Integer sequence discovery from small graphs by Travis Hoppe and Anna Petrone.
Abstract:
We have exhaustively enumerated all simple, connected graphs of a finite order and have computed a selection of invariants over this set. Integer sequences were constructed from these invariants and checked against the Online Encyclopedia of Integer Sequences (OEIS). 141 new sequences were added and 6 sequences were appended or corrected. From the graph database, we were able to programmatically suggest relationships among the invariants. It will be shown that we can readily visualize any sequence of graphs with a given criteria. The code has been released as an open-source framework for further analysis and the database was constructed to be extensible to invariants not considered in this work.
See also:
Encyclopedia of Finite Graphs “Set of tools and data to compute all known invariants for simple connected graphs”

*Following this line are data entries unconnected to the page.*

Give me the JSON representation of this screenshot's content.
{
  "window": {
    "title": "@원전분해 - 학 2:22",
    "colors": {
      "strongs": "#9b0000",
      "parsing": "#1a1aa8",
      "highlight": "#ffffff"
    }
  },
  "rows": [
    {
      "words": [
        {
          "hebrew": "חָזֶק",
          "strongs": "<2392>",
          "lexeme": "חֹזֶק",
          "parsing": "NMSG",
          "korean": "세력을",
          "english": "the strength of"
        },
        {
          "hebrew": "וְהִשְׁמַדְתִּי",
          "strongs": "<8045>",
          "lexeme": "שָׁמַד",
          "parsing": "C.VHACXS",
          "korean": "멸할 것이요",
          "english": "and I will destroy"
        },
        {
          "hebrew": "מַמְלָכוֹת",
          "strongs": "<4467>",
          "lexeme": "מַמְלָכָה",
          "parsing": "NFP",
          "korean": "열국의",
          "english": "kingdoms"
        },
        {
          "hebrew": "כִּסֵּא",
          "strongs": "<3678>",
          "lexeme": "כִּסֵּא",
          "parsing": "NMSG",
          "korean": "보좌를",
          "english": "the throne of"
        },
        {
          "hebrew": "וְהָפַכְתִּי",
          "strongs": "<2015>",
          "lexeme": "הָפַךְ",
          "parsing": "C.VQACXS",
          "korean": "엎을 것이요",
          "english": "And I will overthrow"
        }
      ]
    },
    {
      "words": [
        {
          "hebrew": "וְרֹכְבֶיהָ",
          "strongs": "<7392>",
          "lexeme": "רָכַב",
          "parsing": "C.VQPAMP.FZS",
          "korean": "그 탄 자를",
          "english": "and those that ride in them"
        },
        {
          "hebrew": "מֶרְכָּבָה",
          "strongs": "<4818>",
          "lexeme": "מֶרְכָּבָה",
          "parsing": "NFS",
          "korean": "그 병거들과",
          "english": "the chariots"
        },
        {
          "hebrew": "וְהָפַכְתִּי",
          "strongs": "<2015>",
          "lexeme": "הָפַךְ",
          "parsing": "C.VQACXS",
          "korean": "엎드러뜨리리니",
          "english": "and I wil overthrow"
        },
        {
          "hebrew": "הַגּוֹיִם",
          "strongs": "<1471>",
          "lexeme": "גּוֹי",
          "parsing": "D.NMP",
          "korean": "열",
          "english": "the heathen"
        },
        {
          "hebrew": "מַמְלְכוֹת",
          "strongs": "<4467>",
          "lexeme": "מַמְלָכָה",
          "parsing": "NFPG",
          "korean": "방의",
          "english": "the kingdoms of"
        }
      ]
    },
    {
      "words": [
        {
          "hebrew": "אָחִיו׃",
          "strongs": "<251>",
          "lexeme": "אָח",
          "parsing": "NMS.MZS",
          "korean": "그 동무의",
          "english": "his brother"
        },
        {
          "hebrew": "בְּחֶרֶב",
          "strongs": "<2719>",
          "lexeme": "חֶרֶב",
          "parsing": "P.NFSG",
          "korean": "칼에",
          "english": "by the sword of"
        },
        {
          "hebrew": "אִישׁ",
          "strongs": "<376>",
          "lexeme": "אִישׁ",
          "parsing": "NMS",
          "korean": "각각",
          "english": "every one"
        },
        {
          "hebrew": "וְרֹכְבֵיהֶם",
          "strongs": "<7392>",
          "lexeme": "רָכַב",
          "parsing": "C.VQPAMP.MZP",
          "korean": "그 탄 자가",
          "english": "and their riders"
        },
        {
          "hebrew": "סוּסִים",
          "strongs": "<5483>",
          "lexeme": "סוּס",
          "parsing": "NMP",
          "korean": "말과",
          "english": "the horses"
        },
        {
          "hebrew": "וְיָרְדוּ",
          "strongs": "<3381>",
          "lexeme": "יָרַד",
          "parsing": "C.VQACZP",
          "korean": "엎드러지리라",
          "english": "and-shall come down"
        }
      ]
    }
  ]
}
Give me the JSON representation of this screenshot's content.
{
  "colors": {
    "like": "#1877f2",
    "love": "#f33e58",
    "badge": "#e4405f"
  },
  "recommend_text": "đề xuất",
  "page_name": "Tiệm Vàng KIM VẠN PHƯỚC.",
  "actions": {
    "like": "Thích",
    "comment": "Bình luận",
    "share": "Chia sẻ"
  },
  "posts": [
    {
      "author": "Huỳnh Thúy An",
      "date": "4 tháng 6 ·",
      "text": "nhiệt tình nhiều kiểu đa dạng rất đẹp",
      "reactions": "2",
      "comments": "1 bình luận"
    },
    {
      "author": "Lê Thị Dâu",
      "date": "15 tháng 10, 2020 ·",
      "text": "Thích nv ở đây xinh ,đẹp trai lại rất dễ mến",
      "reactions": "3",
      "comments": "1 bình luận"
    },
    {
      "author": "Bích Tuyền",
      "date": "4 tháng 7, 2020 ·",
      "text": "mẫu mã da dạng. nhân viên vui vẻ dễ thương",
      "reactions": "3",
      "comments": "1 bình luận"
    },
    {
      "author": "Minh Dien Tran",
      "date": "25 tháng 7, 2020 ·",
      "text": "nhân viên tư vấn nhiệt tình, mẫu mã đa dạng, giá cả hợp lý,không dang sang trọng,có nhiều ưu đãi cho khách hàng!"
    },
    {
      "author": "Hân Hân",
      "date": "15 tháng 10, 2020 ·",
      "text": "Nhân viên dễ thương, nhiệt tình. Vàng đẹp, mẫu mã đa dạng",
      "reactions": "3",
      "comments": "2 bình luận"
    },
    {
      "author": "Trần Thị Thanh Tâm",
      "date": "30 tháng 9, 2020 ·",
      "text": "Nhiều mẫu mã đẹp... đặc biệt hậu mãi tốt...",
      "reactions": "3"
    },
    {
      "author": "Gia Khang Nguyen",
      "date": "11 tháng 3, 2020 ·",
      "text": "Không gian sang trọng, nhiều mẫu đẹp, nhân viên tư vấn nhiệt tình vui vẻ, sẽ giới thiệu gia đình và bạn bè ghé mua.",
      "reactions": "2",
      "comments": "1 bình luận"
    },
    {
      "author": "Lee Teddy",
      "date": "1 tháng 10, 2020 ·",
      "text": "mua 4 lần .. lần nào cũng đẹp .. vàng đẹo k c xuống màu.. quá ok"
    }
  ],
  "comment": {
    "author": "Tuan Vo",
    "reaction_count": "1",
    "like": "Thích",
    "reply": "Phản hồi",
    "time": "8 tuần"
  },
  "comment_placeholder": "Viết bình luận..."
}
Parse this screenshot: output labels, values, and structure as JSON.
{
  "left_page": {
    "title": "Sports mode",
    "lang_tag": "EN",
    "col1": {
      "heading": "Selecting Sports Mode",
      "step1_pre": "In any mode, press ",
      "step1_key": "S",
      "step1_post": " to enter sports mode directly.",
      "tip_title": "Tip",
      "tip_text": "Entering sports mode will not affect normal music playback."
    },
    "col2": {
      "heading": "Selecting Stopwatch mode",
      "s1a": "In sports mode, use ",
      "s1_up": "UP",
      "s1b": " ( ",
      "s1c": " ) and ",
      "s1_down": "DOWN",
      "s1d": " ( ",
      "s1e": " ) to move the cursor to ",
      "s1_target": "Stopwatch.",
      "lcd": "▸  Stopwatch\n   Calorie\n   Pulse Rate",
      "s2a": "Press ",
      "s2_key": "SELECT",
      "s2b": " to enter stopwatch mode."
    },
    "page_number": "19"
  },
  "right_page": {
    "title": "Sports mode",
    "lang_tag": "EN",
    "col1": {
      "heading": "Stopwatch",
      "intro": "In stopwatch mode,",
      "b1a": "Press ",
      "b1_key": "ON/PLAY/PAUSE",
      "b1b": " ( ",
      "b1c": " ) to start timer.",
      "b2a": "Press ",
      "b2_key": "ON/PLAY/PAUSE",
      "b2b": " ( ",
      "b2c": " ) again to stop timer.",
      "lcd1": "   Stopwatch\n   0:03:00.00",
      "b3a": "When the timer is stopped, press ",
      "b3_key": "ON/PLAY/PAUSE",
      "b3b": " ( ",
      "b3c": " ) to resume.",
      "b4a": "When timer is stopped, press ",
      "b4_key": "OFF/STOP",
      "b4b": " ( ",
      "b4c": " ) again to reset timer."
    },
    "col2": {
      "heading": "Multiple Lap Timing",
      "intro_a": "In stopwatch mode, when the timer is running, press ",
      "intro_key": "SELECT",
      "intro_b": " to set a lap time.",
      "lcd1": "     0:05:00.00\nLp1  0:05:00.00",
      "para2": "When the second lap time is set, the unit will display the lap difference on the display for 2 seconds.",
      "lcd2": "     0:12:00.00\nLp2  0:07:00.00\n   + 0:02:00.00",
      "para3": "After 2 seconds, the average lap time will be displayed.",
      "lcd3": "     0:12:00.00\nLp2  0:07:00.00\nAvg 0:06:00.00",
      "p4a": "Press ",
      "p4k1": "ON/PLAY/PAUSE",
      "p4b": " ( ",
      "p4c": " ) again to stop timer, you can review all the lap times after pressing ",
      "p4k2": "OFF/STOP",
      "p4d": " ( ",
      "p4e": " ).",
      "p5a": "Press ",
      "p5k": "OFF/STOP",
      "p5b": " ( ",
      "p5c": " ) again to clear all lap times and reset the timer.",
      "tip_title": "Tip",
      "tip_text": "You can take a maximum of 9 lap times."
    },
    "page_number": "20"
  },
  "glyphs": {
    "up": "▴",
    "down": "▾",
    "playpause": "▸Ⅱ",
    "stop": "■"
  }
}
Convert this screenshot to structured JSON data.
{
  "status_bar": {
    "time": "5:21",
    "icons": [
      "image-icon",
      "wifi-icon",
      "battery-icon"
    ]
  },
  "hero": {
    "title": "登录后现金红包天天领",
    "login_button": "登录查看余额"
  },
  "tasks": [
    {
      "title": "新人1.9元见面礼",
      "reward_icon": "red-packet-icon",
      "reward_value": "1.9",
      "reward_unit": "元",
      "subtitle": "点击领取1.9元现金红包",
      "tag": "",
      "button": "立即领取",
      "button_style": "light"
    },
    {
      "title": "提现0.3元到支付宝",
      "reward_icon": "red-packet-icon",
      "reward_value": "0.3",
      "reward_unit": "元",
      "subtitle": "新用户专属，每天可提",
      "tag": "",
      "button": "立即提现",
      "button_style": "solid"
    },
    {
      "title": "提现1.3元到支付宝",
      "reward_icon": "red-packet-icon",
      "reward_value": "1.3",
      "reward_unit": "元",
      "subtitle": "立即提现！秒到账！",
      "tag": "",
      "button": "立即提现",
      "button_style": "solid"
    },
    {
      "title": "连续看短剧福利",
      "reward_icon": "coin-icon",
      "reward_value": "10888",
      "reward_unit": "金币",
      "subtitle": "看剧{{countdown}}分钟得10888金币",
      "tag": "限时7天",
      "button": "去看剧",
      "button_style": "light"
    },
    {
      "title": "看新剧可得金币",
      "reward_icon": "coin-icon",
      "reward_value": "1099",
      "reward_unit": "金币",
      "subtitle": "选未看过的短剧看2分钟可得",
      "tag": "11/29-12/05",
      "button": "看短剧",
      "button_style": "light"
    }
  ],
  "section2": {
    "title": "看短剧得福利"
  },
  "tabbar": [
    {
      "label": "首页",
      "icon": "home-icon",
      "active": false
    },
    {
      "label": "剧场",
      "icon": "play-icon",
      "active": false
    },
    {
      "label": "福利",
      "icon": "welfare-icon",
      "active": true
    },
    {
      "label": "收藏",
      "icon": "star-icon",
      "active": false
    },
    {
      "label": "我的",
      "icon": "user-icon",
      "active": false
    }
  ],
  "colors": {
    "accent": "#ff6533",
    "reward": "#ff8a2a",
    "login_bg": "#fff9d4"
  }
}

Simple-connected-graph-invariant-database “The database file for the Encyclopedia of Finite Graphs (simple connected graphs up to order 10)”
From the paper:
A graph invariant is any property that is preserved under isomorphism. Invariants can be simple binary properties (planarity), integers (automorphism group size), polynomials (chromatic polynomials), rationals (fractional chromatic numbers), complex numbers (adjacency spectra), sets (dominion sets) or even graphs themselves (subgraph and minor matching).
Hmmm, perhaps an illustration, also from the paper, might explain better:
Figure 1: An example query to the Encyclopedia using specic invariant conditions. The command python
viewer.py 10 -i is bipartite 1 -i is integral 1 -i is eulerian 1
displays the three graphs that are simultaneously bipartite, integral and Eulerian with ten vertices.
For analysis of “cells” of your favorite evil doers you can draw higgly-piggly graphs with nodes and arcs on a whiteboard or you can take advantage of formal analysis of small graphs, research on the organization of small groups, and the history of that particular group. With the higgly-piggly approach you risk missing connections that aren’t possible to represent from your starting point.